Menariknya, pasca perjalanan panjang nan melelahkan yang meliputi kasus tersebut, dari hari pertama "masuk sekolah" ( aksi pertama 4 November 2016 atau yang dikenal dengan aksi 411) hingga "reuni" berkali-kali (2-12-2017 dan 2-12-2018), serentak di berbagai media, hal tersebut (sebut : aksi), menuai perdebatan dari berbagai kalangan, dari pangkalan mamang ojol hingga ke gedung Istana. Bahannya pun beragam, mulai dari "hitung-hitung" jumlah peserta aksi sampai masalah "perbutan elektabilitas".Â
Tagline-tagline di berbagai media ramai terpampang "7 juta atau 50.000", "Pendukung Capres X", "MAKAR", "Aksi Yang Brutal", "Revolusi", "menggulingkan Pemerintah", dan beragam tagline lainnya.
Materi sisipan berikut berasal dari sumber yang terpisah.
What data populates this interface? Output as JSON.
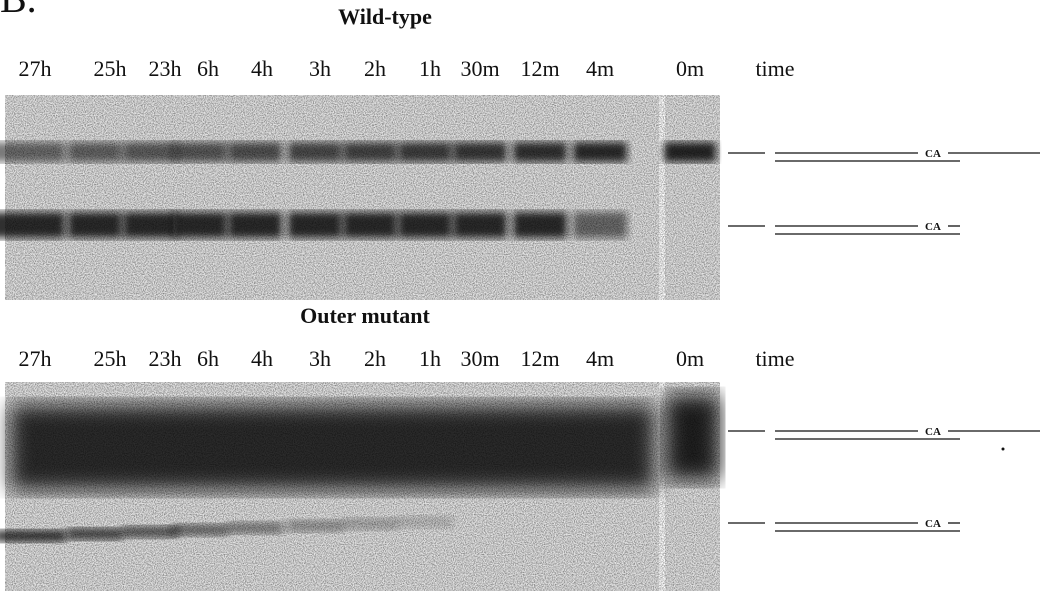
{
  "panel_label": "B.",
  "panels": [
    {
      "title": "Wild-type",
      "lanes": [
        "27h",
        "25h",
        "23h",
        "6h",
        "4h",
        "3h",
        "2h",
        "1h",
        "30m",
        "12m",
        "4m",
        "0m"
      ],
      "axis_label": "time",
      "band_labels": [
        "CA",
        "CA"
      ]
    },
    {
      "title": "Outer mutant",
      "lanes": [
        "27h",
        "25h",
        "23h",
        "6h",
        "4h",
        "3h",
        "2h",
        "1h",
        "30m",
        "12m",
        "4m",
        "0m"
      ],
      "axis_label": "time",
      "band_labels": [
        "CA",
        "CA"
      ]
    }
  ]
}
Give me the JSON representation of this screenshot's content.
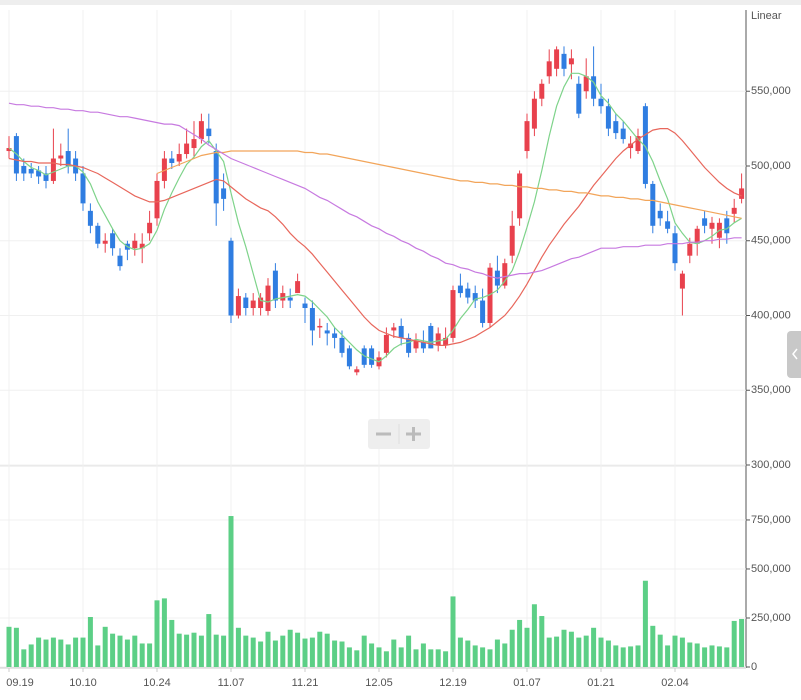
{
  "chart_data": {
    "type": "candlestick",
    "scale_label": "Linear",
    "categories": [
      "09.19",
      null,
      null,
      null,
      null,
      null,
      null,
      null,
      null,
      null,
      "10.10",
      null,
      null,
      null,
      null,
      null,
      null,
      null,
      null,
      null,
      "10.24",
      null,
      null,
      null,
      null,
      null,
      null,
      null,
      null,
      null,
      "11.07",
      null,
      null,
      null,
      null,
      null,
      null,
      null,
      null,
      null,
      "11.21",
      null,
      null,
      null,
      null,
      null,
      null,
      null,
      null,
      null,
      "12.05",
      null,
      null,
      null,
      null,
      null,
      null,
      null,
      null,
      null,
      "12.19",
      null,
      null,
      null,
      null,
      null,
      null,
      null,
      null,
      null,
      "01.07",
      null,
      null,
      null,
      null,
      null,
      null,
      null,
      null,
      null,
      "01.21",
      null,
      null,
      null,
      null,
      null,
      null,
      null,
      null,
      null,
      "02.04",
      null,
      null,
      null,
      null,
      null,
      null,
      null,
      null,
      null
    ],
    "open": [
      510000,
      520000,
      500000,
      498000,
      497000,
      495000,
      490000,
      505000,
      510000,
      505000,
      495000,
      470000,
      460000,
      448000,
      455000,
      440000,
      448000,
      445000,
      445000,
      455000,
      465000,
      490000,
      505000,
      503000,
      508000,
      512000,
      518000,
      525000,
      510000,
      485000,
      450000,
      400000,
      412000,
      405000,
      405000,
      403000,
      430000,
      410000,
      412000,
      415000,
      408000,
      405000,
      392000,
      390000,
      388000,
      385000,
      378000,
      362000,
      378000,
      378000,
      366000,
      375000,
      390000,
      393000,
      385000,
      378000,
      382000,
      393000,
      380000,
      380000,
      385000,
      420000,
      418000,
      415000,
      410000,
      395000,
      430000,
      420000,
      440000,
      465000,
      510000,
      525000,
      545000,
      560000,
      565000,
      575000,
      568000,
      555000,
      550000,
      560000,
      545000,
      540000,
      530000,
      525000,
      512000,
      510000,
      540000,
      488000,
      470000,
      463000,
      455000,
      418000,
      440000,
      448000,
      465000,
      458000,
      452000,
      465000,
      468000,
      478000
    ],
    "high": [
      520000,
      522000,
      505000,
      502000,
      500000,
      500000,
      525000,
      515000,
      525000,
      510000,
      500000,
      475000,
      462000,
      455000,
      458000,
      445000,
      450000,
      455000,
      455000,
      470000,
      495000,
      510000,
      510000,
      515000,
      525000,
      530000,
      535000,
      535000,
      515000,
      495000,
      452000,
      418000,
      415000,
      415000,
      415000,
      425000,
      435000,
      420000,
      418000,
      428000,
      412000,
      410000,
      398000,
      395000,
      392000,
      390000,
      380000,
      366000,
      380000,
      380000,
      376000,
      392000,
      395000,
      398000,
      388000,
      388000,
      390000,
      395000,
      392000,
      392000,
      420000,
      428000,
      422000,
      420000,
      418000,
      435000,
      440000,
      438000,
      470000,
      497000,
      535000,
      550000,
      558000,
      578000,
      580000,
      580000,
      578000,
      560000,
      572000,
      580000,
      555000,
      545000,
      535000,
      530000,
      520000,
      525000,
      542000,
      490000,
      475000,
      470000,
      460000,
      430000,
      452000,
      460000,
      470000,
      466000,
      465000,
      470000,
      478000,
      495000
    ],
    "low": [
      505000,
      490000,
      490000,
      492000,
      488000,
      485000,
      488000,
      500000,
      495000,
      490000,
      470000,
      455000,
      445000,
      442000,
      440000,
      430000,
      437000,
      440000,
      435000,
      450000,
      460000,
      485000,
      498000,
      500000,
      505000,
      505000,
      515000,
      515000,
      460000,
      470000,
      395000,
      398000,
      400000,
      400000,
      400000,
      400000,
      405000,
      405000,
      405000,
      415000,
      395000,
      380000,
      385000,
      380000,
      378000,
      372000,
      364000,
      360000,
      365000,
      365000,
      364000,
      372000,
      385000,
      380000,
      372000,
      375000,
      375000,
      378000,
      376000,
      378000,
      382000,
      412000,
      408000,
      405000,
      392000,
      392000,
      415000,
      418000,
      435000,
      460000,
      505000,
      520000,
      540000,
      555000,
      560000,
      560000,
      558000,
      532000,
      545000,
      540000,
      535000,
      520000,
      518000,
      515000,
      505000,
      508000,
      485000,
      455000,
      460000,
      455000,
      430000,
      400000,
      435000,
      440000,
      455000,
      448000,
      445000,
      448000,
      462000,
      475000
    ],
    "close": [
      512000,
      495000,
      495000,
      495000,
      493000,
      490000,
      505000,
      507000,
      500000,
      495000,
      475000,
      460000,
      448000,
      450000,
      445000,
      433000,
      444000,
      450000,
      448000,
      462000,
      490000,
      505000,
      502000,
      508000,
      515000,
      518000,
      530000,
      520000,
      475000,
      478000,
      400000,
      413000,
      405000,
      410000,
      412000,
      420000,
      410000,
      415000,
      410000,
      423000,
      405000,
      390000,
      393000,
      388000,
      385000,
      375000,
      366000,
      364000,
      367000,
      367000,
      372000,
      387000,
      392000,
      385000,
      375000,
      383000,
      378000,
      378000,
      388000,
      385000,
      417000,
      415000,
      412000,
      410000,
      395000,
      432000,
      420000,
      435000,
      460000,
      495000,
      530000,
      545000,
      555000,
      570000,
      578000,
      565000,
      572000,
      535000,
      560000,
      545000,
      540000,
      525000,
      522000,
      518000,
      515000,
      520000,
      488000,
      460000,
      465000,
      458000,
      435000,
      428000,
      448000,
      458000,
      460000,
      462000,
      462000,
      455000,
      472000,
      485000
    ],
    "up_color": "#e8414d",
    "down_color": "#2f7de1",
    "ylim": [
      300000,
      603000
    ],
    "yticks": [
      {
        "value": 300000,
        "label": "300,000"
      },
      {
        "value": 350000,
        "label": "350,000"
      },
      {
        "value": 400000,
        "label": "400,000"
      },
      {
        "value": 450000,
        "label": "450,000"
      },
      {
        "value": 500000,
        "label": "500,000"
      },
      {
        "value": 550000,
        "label": "550,000"
      }
    ],
    "lines": [
      {
        "color": "#7ed38a",
        "values": [
          512000,
          508000,
          503000,
          499000,
          497000,
          494000,
          496000,
          498000,
          500000,
          500000,
          496000,
          488000,
          476000,
          467000,
          458000,
          450000,
          446000,
          444000,
          445000,
          448000,
          457000,
          471000,
          482000,
          492000,
          501000,
          506000,
          513000,
          517000,
          510000,
          503000,
          482000,
          462000,
          446000,
          428000,
          410000,
          409000,
          411000,
          412000,
          413000,
          414000,
          413000,
          409000,
          404000,
          399000,
          392000,
          387000,
          382000,
          377000,
          373000,
          371000,
          369000,
          373000,
          378000,
          381000,
          382000,
          384000,
          383000,
          382000,
          383000,
          384000,
          390000,
          398000,
          404000,
          411000,
          412000,
          414000,
          417000,
          423000,
          430000,
          443000,
          459000,
          476000,
          497000,
          520000,
          540000,
          553000,
          562000,
          562000,
          560000,
          556000,
          547000,
          542000,
          535000,
          530000,
          524000,
          518000,
          513000,
          503000,
          490000,
          478000,
          462000,
          455000,
          449000,
          448000,
          450000,
          453000,
          457000,
          458000,
          462000,
          465000
        ]
      },
      {
        "color": "#e8675c",
        "values": [
          505000,
          504000,
          503000,
          503000,
          502000,
          502000,
          502000,
          501000,
          501000,
          500000,
          499000,
          497000,
          495000,
          492000,
          489000,
          486000,
          483000,
          480000,
          478000,
          476000,
          476000,
          477000,
          479000,
          481000,
          483000,
          485000,
          487000,
          489000,
          491000,
          490000,
          486000,
          482000,
          478000,
          475000,
          472000,
          470000,
          466000,
          461000,
          455000,
          450000,
          446000,
          441000,
          435000,
          429000,
          423000,
          417000,
          411000,
          405000,
          399000,
          394000,
          390000,
          388000,
          386000,
          385000,
          384000,
          383000,
          382000,
          381000,
          380000,
          380000,
          381000,
          382000,
          384000,
          386000,
          389000,
          392000,
          396000,
          400000,
          406000,
          413000,
          421000,
          430000,
          439000,
          447000,
          454000,
          461000,
          467000,
          473000,
          480000,
          487000,
          493000,
          499000,
          505000,
          510000,
          514000,
          518000,
          521000,
          524000,
          525000,
          525000,
          522000,
          517000,
          511000,
          505000,
          499000,
          494000,
          489000,
          485000,
          482000,
          480000
        ]
      },
      {
        "color": "#f2a55a",
        "values": [
          null,
          null,
          null,
          null,
          null,
          null,
          null,
          null,
          null,
          null,
          null,
          null,
          null,
          null,
          null,
          null,
          null,
          null,
          null,
          null,
          495000,
          497000,
          499000,
          501000,
          503000,
          505000,
          507000,
          508000,
          509000,
          509000,
          510000,
          510000,
          510000,
          510000,
          510000,
          510000,
          510000,
          510000,
          510000,
          510000,
          509000,
          509000,
          508000,
          508000,
          507000,
          506000,
          505000,
          504000,
          503000,
          502000,
          501000,
          500000,
          499000,
          498000,
          497000,
          496000,
          495000,
          494000,
          493000,
          492000,
          491000,
          490000,
          490000,
          489000,
          489000,
          488000,
          488000,
          487000,
          487000,
          486000,
          486000,
          485000,
          485000,
          484000,
          484000,
          483000,
          483000,
          482000,
          482000,
          481000,
          480000,
          480000,
          479000,
          479000,
          478000,
          478000,
          477000,
          477000,
          476000,
          475000,
          474000,
          473000,
          472000,
          471000,
          470000,
          469000,
          468000,
          467000,
          466000,
          465000
        ]
      },
      {
        "color": "#c77ae0",
        "values": [
          542000,
          541000,
          541000,
          540000,
          540000,
          539000,
          539000,
          538000,
          538000,
          537000,
          537000,
          536000,
          536000,
          535000,
          534000,
          533000,
          533000,
          532000,
          531000,
          530000,
          529000,
          528000,
          528000,
          527000,
          524000,
          521000,
          518000,
          514000,
          511000,
          508000,
          505000,
          503000,
          501000,
          499000,
          497000,
          495000,
          493000,
          491000,
          489000,
          487000,
          485000,
          482000,
          479000,
          477000,
          474000,
          471000,
          468000,
          466000,
          463000,
          460000,
          458000,
          455000,
          453000,
          450000,
          448000,
          445000,
          443000,
          440000,
          438000,
          435000,
          434000,
          432000,
          431000,
          429000,
          428000,
          426000,
          425000,
          426000,
          427000,
          428000,
          428000,
          429000,
          430000,
          432000,
          434000,
          436000,
          438000,
          439000,
          441000,
          443000,
          445000,
          445000,
          445000,
          446000,
          446000,
          446000,
          447000,
          447000,
          447000,
          448000,
          448000,
          448000,
          449000,
          449000,
          450000,
          450000,
          451000,
          451000,
          452000,
          452000
        ]
      }
    ],
    "volume": {
      "color": "#5ccf86",
      "values": [
        205000,
        200000,
        90000,
        115000,
        150000,
        140000,
        150000,
        140000,
        115000,
        150000,
        150000,
        255000,
        110000,
        205000,
        170000,
        160000,
        140000,
        160000,
        120000,
        120000,
        340000,
        350000,
        240000,
        170000,
        165000,
        175000,
        160000,
        270000,
        165000,
        160000,
        770000,
        200000,
        160000,
        150000,
        130000,
        180000,
        135000,
        160000,
        190000,
        175000,
        145000,
        150000,
        180000,
        170000,
        135000,
        130000,
        100000,
        85000,
        160000,
        120000,
        100000,
        80000,
        140000,
        100000,
        160000,
        90000,
        120000,
        90000,
        90000,
        80000,
        360000,
        150000,
        135000,
        110000,
        100000,
        90000,
        140000,
        120000,
        190000,
        240000,
        200000,
        320000,
        260000,
        150000,
        155000,
        190000,
        180000,
        150000,
        160000,
        200000,
        150000,
        135000,
        110000,
        100000,
        105000,
        110000,
        440000,
        210000,
        165000,
        110000,
        160000,
        150000,
        125000,
        120000,
        100000,
        110000,
        105000,
        100000,
        235000,
        245000
      ],
      "ylim": [
        0,
        1015000
      ],
      "yticks": [
        0,
        {
          "value": 250000,
          "label": "250,000"
        },
        {
          "value": 500000,
          "label": "500,000"
        },
        {
          "value": 750000,
          "label": "750,000"
        }
      ]
    }
  }
}
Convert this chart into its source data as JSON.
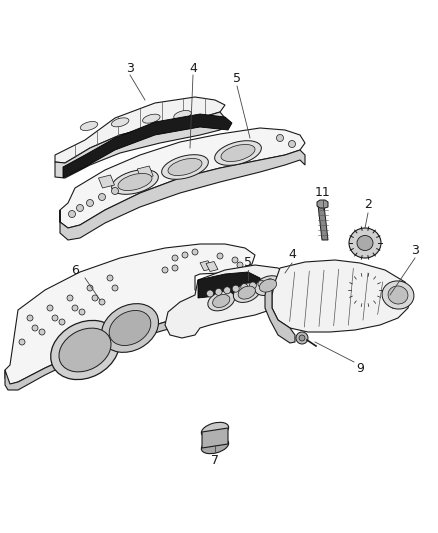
{
  "background_color": "#ffffff",
  "line_color": "#1a1a1a",
  "label_color": "#1a1a1a",
  "figsize": [
    4.38,
    5.33
  ],
  "dpi": 100,
  "lw": 0.8,
  "fill_color": "#ffffff",
  "shade_light": "#e8e8e8",
  "shade_dark": "#c0c0c0",
  "gasket_color": "#2a2a2a"
}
Tak cukup sampai disitu, berkumpulnya jutaan manusia yang menyuarakan keadilan di negeri demokrasi ini justru sepi dari pemberitaan. Padahal, aksi tersebut tidak lebih dari sekedar respon ummat terhadap ketidak-adil-an yang mereka rasakan di negeri ini. Dari title radikal hingga teroris, telah melekat pada mereka meski rumput tak berani mereka sakiti, apalagi nyawa.
Salah seorang aktivis, dalam sebuah acara talk show di salah satu stasiun TV Swasta yang bertajuk "Reuni 212, Menakar Elektabilitas Capres 2019" (4/12/2018), berkomentar :
 "Kalau seandainya saat kejadian itu (aksi 212), statsiun TV ini, genset-nya mati, listriknya korslet, maka gak ada yang beritakan peristiwa sejarah ini. Jadi, kalau Pers Nasional tidak memberitakan itu, itu artinya pers memalsukan sejarah. Karna orang gak akan pernah tau bahwa ada satu peristiwa, dengan kumpulan orang sebanyak itu, dengan ketertiban, dengan kepemimpinan intelektual, tapi tidak dimuat oleh pers. Bukankah itu disebut penggelapan sejarah oleh pers Indonesia. Karna itu saya kalau lihat berita-berita itu, akhirnya pers kita itu sekedar jadi "Humas Pemerintah", baca pers mainstream itu kaya baca brosur pemerintah".